The migration corridors of ungulates like mule deer, pronghorn and elk in Wyoming are some of the longest in North America. Over the past several years, the Wyoming Game and Fish Department and other researchers have continued studying the migration of big game animals and, with its Commission and partners, Game and Fish has highlighted the need to conserve the documented routes.

At the meeting this week the Commission also established the policy of setting aside a six month reserve in its operating fund.

“This is a good business practice and ensures we are stewards of the funds that come from sportsmen and sportswomen,” said Commission President Charles Price. “Past conservative budgeting combined with increased revenue from the sale of guns, ammo and fishing licenses created the opportunity for us to make important investments for wildlife and the public.”

The Commission directed the Department to further examine the costs and options for building a new facility in Laramie to safeguard fish health and do forensic work on wildlife related crimes. This would also be home to the regional office.  
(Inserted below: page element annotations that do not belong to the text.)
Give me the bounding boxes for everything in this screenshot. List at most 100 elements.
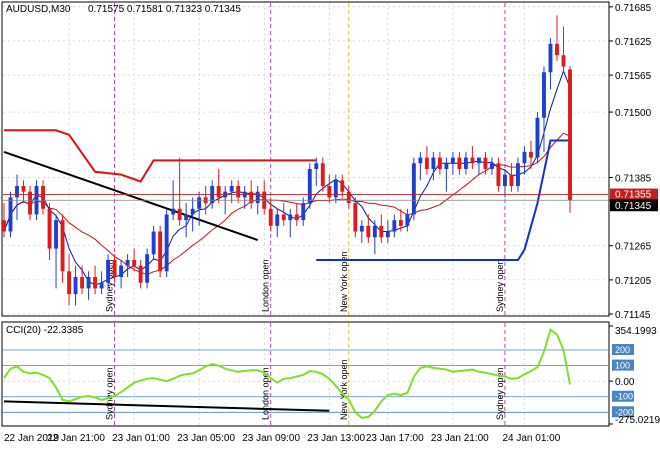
ask-price-label: 0.71355: [615, 190, 652, 201]
candle-body: [236, 186, 241, 198]
current-price-marker: [610, 199, 658, 212]
candle-body: [41, 186, 45, 209]
session-markers: Sydney open London open New York open Sydne…: [105, 3, 506, 315]
candle-body: [359, 225, 364, 232]
candle-body: [255, 191, 260, 204]
candle-body: [450, 157, 455, 164]
time-tick-label: 23 Jan 05:00: [177, 433, 235, 444]
candle-body: [346, 191, 351, 204]
candle-body: [119, 265, 124, 278]
candle-body: [307, 168, 312, 204]
candle-body: [385, 231, 390, 238]
candle-body: [411, 163, 416, 215]
candle-body: [405, 214, 410, 226]
cci-session-markers: Sydney open London open New York open Sydne…: [105, 323, 506, 425]
candle-body: [86, 277, 91, 289]
price-tick-label: 0.71385: [615, 173, 652, 184]
candle-body: [21, 186, 26, 192]
cci-panel[interactable]: Sydney open London open New York open Sydne…: [1, 321, 660, 427]
session-label: Sydney open: [105, 259, 115, 312]
indicator-overlays: [3, 69, 571, 286]
fast-moving-average: [3, 69, 571, 286]
candle-body: [320, 163, 325, 187]
candle-body: [522, 151, 527, 164]
candle-body: [158, 231, 163, 272]
candle-body: [301, 203, 306, 221]
candle-body: [112, 259, 117, 278]
candle-body: [555, 43, 559, 56]
time-tick-label: 23 Jan 13:00: [307, 433, 365, 444]
candle-body: [333, 180, 338, 198]
candle-body: [47, 208, 52, 249]
cci-tick-label: 200: [615, 345, 630, 355]
candle-body: [509, 174, 514, 187]
candle-body: [340, 180, 345, 192]
trendline: [3, 150, 259, 241]
support-step-line: [316, 139, 570, 261]
candle-body: [171, 208, 176, 215]
candle-body: [470, 157, 475, 164]
candle-body: [190, 208, 195, 215]
candle-body: [106, 259, 111, 283]
candle-body: [535, 117, 540, 158]
session-label: Sydney open: [495, 259, 505, 312]
candle-body: [542, 72, 546, 118]
symbol-title: AUDUSD,M30: [6, 4, 71, 15]
candle-body: [138, 265, 143, 283]
candle-body: [327, 186, 332, 198]
cci-axis: 354.1993 200 100 0.00 -100 -200-275.0219: [609, 325, 660, 426]
time-tick-label: 23 Jan 21:00: [431, 433, 489, 444]
candle-body: [67, 271, 72, 295]
cci-trendline: [3, 400, 330, 412]
ohlc-readout: 0.71575 0.71581 0.71323 0.71345: [88, 4, 241, 15]
current-price-label: 0.71345: [615, 201, 652, 212]
candle-body: [184, 214, 189, 221]
candle-body: [366, 225, 371, 238]
cci-level-marker: [612, 406, 634, 418]
candle-body: [489, 163, 494, 169]
price-tick-label: 0.71625: [615, 37, 652, 48]
resistance-step-line: [4, 129, 317, 183]
candle-body: [132, 259, 137, 266]
candle-body: [463, 157, 468, 169]
price-tick-label: 0.71500: [615, 108, 652, 119]
cci-series: [3, 328, 571, 419]
candle-body: [529, 151, 533, 158]
cci-session-label: New York open: [339, 359, 349, 420]
cci-title: CCI(20) -22.3385: [6, 325, 84, 336]
candle-body: [145, 254, 150, 283]
candlestick-series: [2, 15, 572, 306]
candle-body: [398, 220, 403, 226]
candle-body: [444, 163, 449, 169]
candle-body: [372, 225, 377, 238]
cci-session-label: London open: [261, 367, 271, 420]
price-panel[interactable]: 0.71685 0.71625 0.71565 0.71500 0.71385 0.713…: [1, 1, 658, 321]
cci-tick-label: 0.00: [615, 377, 635, 388]
cci-level-marker: [612, 390, 634, 402]
candle-body: [314, 163, 319, 169]
cci-line: [3, 328, 571, 419]
candle-body: [424, 157, 429, 169]
price-panel-frame: [1, 1, 610, 317]
candle-body: [502, 174, 507, 187]
candle-body: [177, 208, 182, 221]
cci-session-label: Sydney open: [495, 367, 505, 420]
time-tick-label: 24 Jan 01:00: [502, 433, 560, 444]
candle-body: [275, 214, 280, 226]
candle-body: [8, 197, 13, 232]
candle-body: [548, 43, 553, 73]
cci-tick-label: -275.0219: [615, 415, 660, 426]
candle-body: [268, 208, 273, 226]
candle-body: [496, 163, 501, 187]
candle-body: [294, 214, 299, 221]
candle-body: [437, 157, 442, 169]
candle-body: [418, 157, 423, 164]
cci-tick-label: -200: [615, 407, 633, 417]
candle-body: [229, 186, 234, 192]
candle-body: [392, 220, 397, 232]
candle-body: [80, 277, 85, 289]
time-tick-label: 22 Jan 21:00: [47, 433, 105, 444]
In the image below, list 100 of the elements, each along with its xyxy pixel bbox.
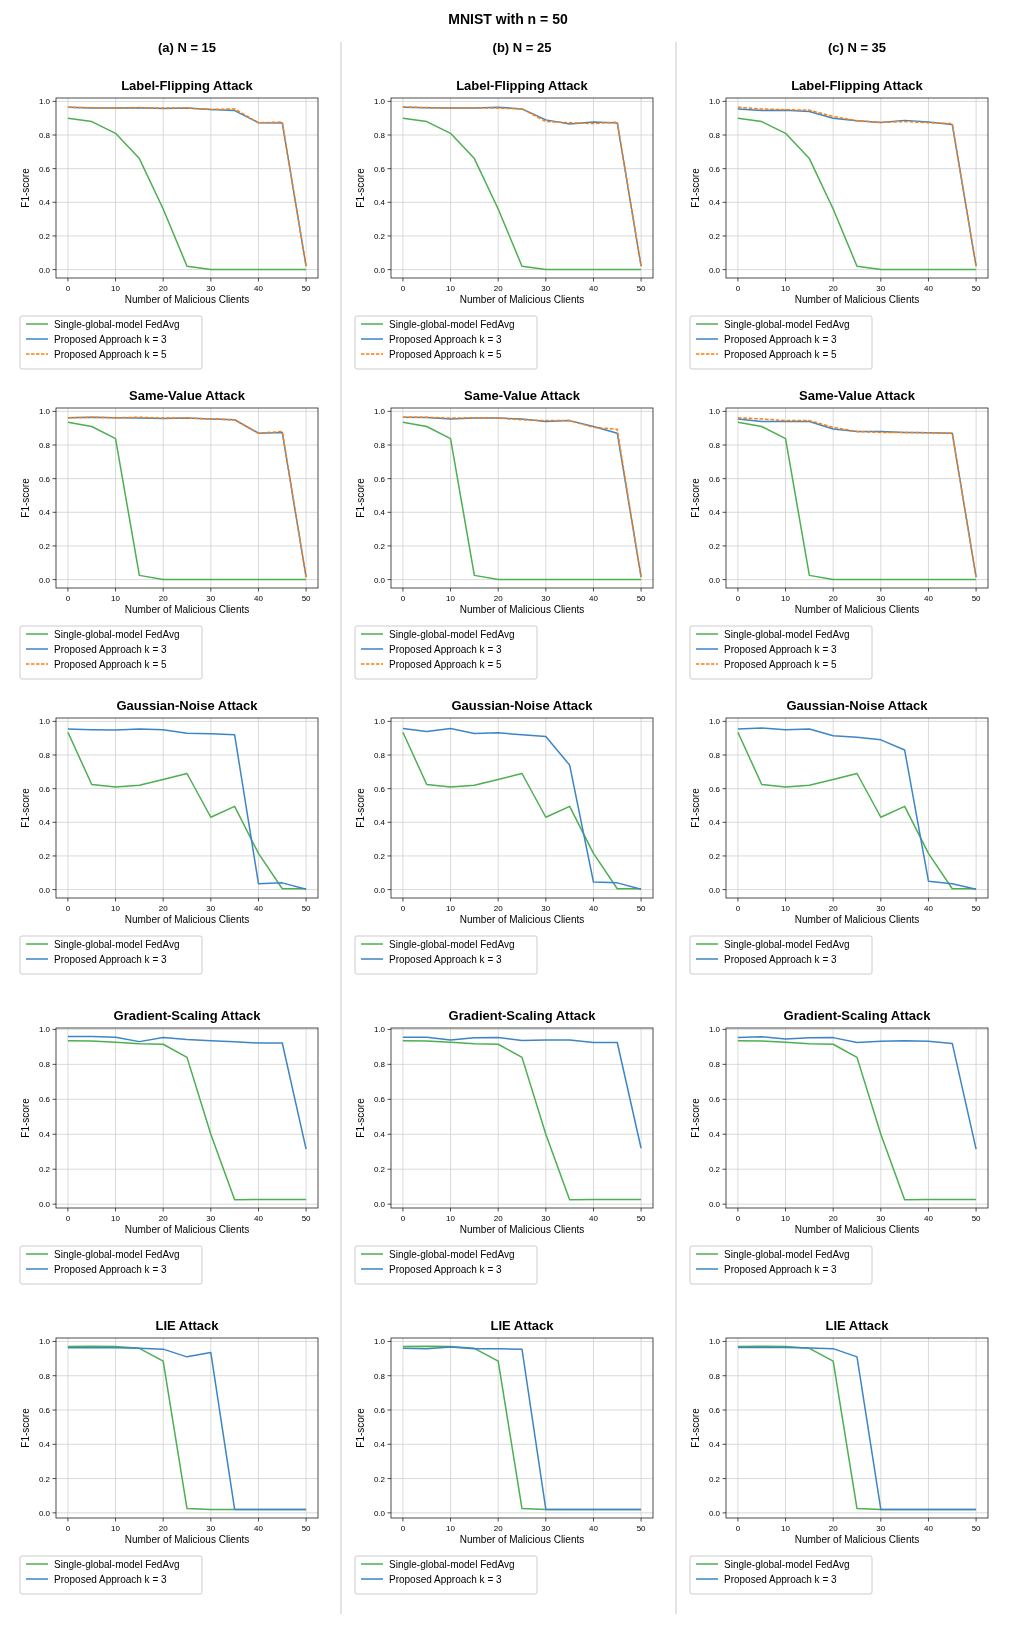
y-axis-title: F1-score: [20, 1097, 31, 1138]
chart-title: Label-Flipping Attack: [791, 78, 924, 93]
x-tick-label: 50: [971, 904, 982, 913]
x-tick-label: 30: [206, 1214, 216, 1223]
y-tick-label: 0.2: [373, 1474, 386, 1484]
chart-title: LIE Attack: [155, 1318, 220, 1333]
y-tick-label: 0.0: [38, 1200, 51, 1210]
legend-label: Proposed Approach k = 5: [54, 349, 168, 360]
legend-label: Proposed Approach k = 3: [389, 1574, 503, 1585]
y-tick-label: 0.4: [708, 508, 721, 518]
y-tick-label: 0.0: [38, 575, 51, 585]
legend-label: Single-global-model FedAvg: [54, 1559, 180, 1570]
y-tick-label: 0.4: [38, 508, 51, 518]
y-tick-label: 0.0: [373, 265, 386, 275]
chart-title: Same-Value Attack: [129, 388, 246, 403]
y-tick-label: 0.8: [708, 441, 721, 451]
y-tick-label: 0.2: [373, 851, 386, 861]
y-tick-label: 0.6: [373, 1406, 386, 1415]
x-tick-label: 10: [111, 904, 121, 913]
y-tick-label: 0.2: [38, 1474, 51, 1484]
y-tick-label: 0.2: [38, 851, 51, 861]
x-axis-title: Number of Malicious Clients: [124, 294, 250, 305]
y-tick-label: 0.4: [373, 198, 386, 208]
x-axis-title: Number of Malicious Clients: [459, 1224, 585, 1235]
y-axis-title: F1-score: [355, 477, 366, 518]
legend-label: Proposed Approach k = 3: [389, 644, 503, 655]
chart-title: Gradient-Scaling Attack: [783, 1008, 932, 1023]
legend-label: Proposed Approach k = 3: [724, 644, 838, 655]
x-tick-label: 10: [781, 1214, 791, 1223]
x-tick-label: 50: [636, 594, 647, 603]
x-tick-label: 30: [876, 904, 886, 913]
y-tick-label: 0.2: [373, 1165, 386, 1175]
y-tick-label: 0.2: [38, 541, 51, 551]
legend-label: Proposed Approach k = 5: [724, 659, 838, 670]
y-tick-label: 0.0: [373, 885, 386, 895]
y-axis-title: F1-score: [20, 1407, 31, 1448]
x-tick-label: 20: [493, 594, 504, 603]
legend-label: Proposed Approach k = 3: [724, 1574, 838, 1585]
x-tick-label: 30: [876, 1524, 886, 1533]
y-tick-label: 0.8: [373, 751, 386, 761]
legend-label: Single-global-model FedAvg: [54, 939, 180, 950]
legend-label: Proposed Approach k = 3: [54, 644, 168, 655]
chart-title: Gradient-Scaling Attack: [113, 1008, 262, 1023]
legend-label: Single-global-model FedAvg: [724, 939, 850, 950]
y-tick-label: 0.4: [373, 818, 386, 828]
y-tick-label: 0.4: [373, 1130, 386, 1140]
x-tick-label: 40: [924, 594, 934, 603]
y-tick-label: 0.8: [38, 441, 51, 451]
x-tick-label: 40: [924, 284, 934, 293]
x-tick-label: 30: [206, 904, 216, 913]
legend-label: Single-global-model FedAvg: [724, 1559, 850, 1570]
x-tick-label: 40: [589, 1524, 599, 1533]
x-tick-label: 40: [254, 904, 264, 913]
line-series: [737, 1040, 977, 1201]
x-tick-label: 0: [735, 904, 741, 913]
y-tick-label: 1.0: [38, 407, 51, 417]
legend-label: Proposed Approach k = 3: [54, 1264, 168, 1275]
y-tick-label: 1.0: [373, 717, 386, 727]
x-axis-title: Number of Malicious Clients: [459, 604, 585, 615]
y-tick-label: 0.6: [708, 784, 721, 794]
x-tick-label: 20: [493, 904, 504, 913]
y-tick-label: 0.6: [38, 164, 51, 174]
x-tick-label: 0: [400, 1524, 406, 1533]
y-tick-label: 0.0: [38, 1508, 51, 1518]
legend-label: Single-global-model FedAvg: [54, 629, 180, 640]
x-tick-label: 10: [781, 594, 791, 603]
chart-title: Same-Value Attack: [464, 388, 581, 403]
x-axis-title: Number of Malicious Clients: [124, 1224, 250, 1235]
y-axis-title: F1-score: [690, 1097, 701, 1138]
y-tick-label: 0.2: [708, 1474, 721, 1484]
y-tick-label: 1.0: [373, 1025, 386, 1035]
y-tick-label: 0.2: [708, 1165, 721, 1175]
y-tick-label: 0.8: [38, 1060, 51, 1070]
legend-label: Single-global-model FedAvg: [724, 629, 850, 640]
y-axis-title: F1-score: [20, 167, 31, 208]
x-axis-title: Number of Malicious Clients: [459, 294, 585, 305]
y-tick-label: 0.4: [38, 1440, 51, 1450]
y-tick-label: 0.8: [373, 1371, 386, 1381]
x-tick-label: 20: [493, 1214, 504, 1223]
y-tick-label: 0.6: [373, 474, 386, 484]
y-tick-label: 1.0: [373, 1337, 386, 1347]
x-tick-label: 40: [254, 1214, 264, 1223]
y-tick-label: 0.2: [373, 541, 386, 551]
x-tick-label: 10: [446, 284, 456, 293]
y-tick-label: 0.2: [373, 231, 386, 241]
line-series: [67, 1035, 307, 1150]
x-tick-label: 0: [400, 904, 406, 913]
x-tick-label: 20: [493, 1524, 504, 1533]
legend-label: Proposed Approach k = 5: [389, 659, 503, 670]
x-tick-label: 40: [589, 594, 599, 603]
chart-subtitle: (a) N = 15: [157, 40, 217, 55]
y-axis-title: F1-score: [20, 787, 31, 828]
y-tick-label: 0.0: [708, 885, 721, 895]
x-tick-label: 50: [971, 284, 982, 293]
x-tick-label: 20: [828, 284, 839, 293]
y-tick-label: 0.4: [708, 1440, 721, 1450]
x-tick-label: 20: [158, 904, 169, 913]
y-tick-label: 0.0: [38, 885, 51, 895]
x-tick-label: 50: [301, 1524, 312, 1533]
y-tick-label: 0.0: [708, 575, 721, 585]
The Commission also asked for the development of options to invest in Wyoming’s wildlife:

  • Address threats to wildlife from diseases including chronic wasting disease.
  • Shore up infrastructure, such as at the Cody regional office.
  • Create more opportunities for education and hunter and angler recruitment, including potential upgrades at the Whiskey Mountain Conservation Camp near Dubois.
  • Conserve key habitat, including migration corridors.  
The next Commission meeting is March 22-23, 2016 in Rawlins.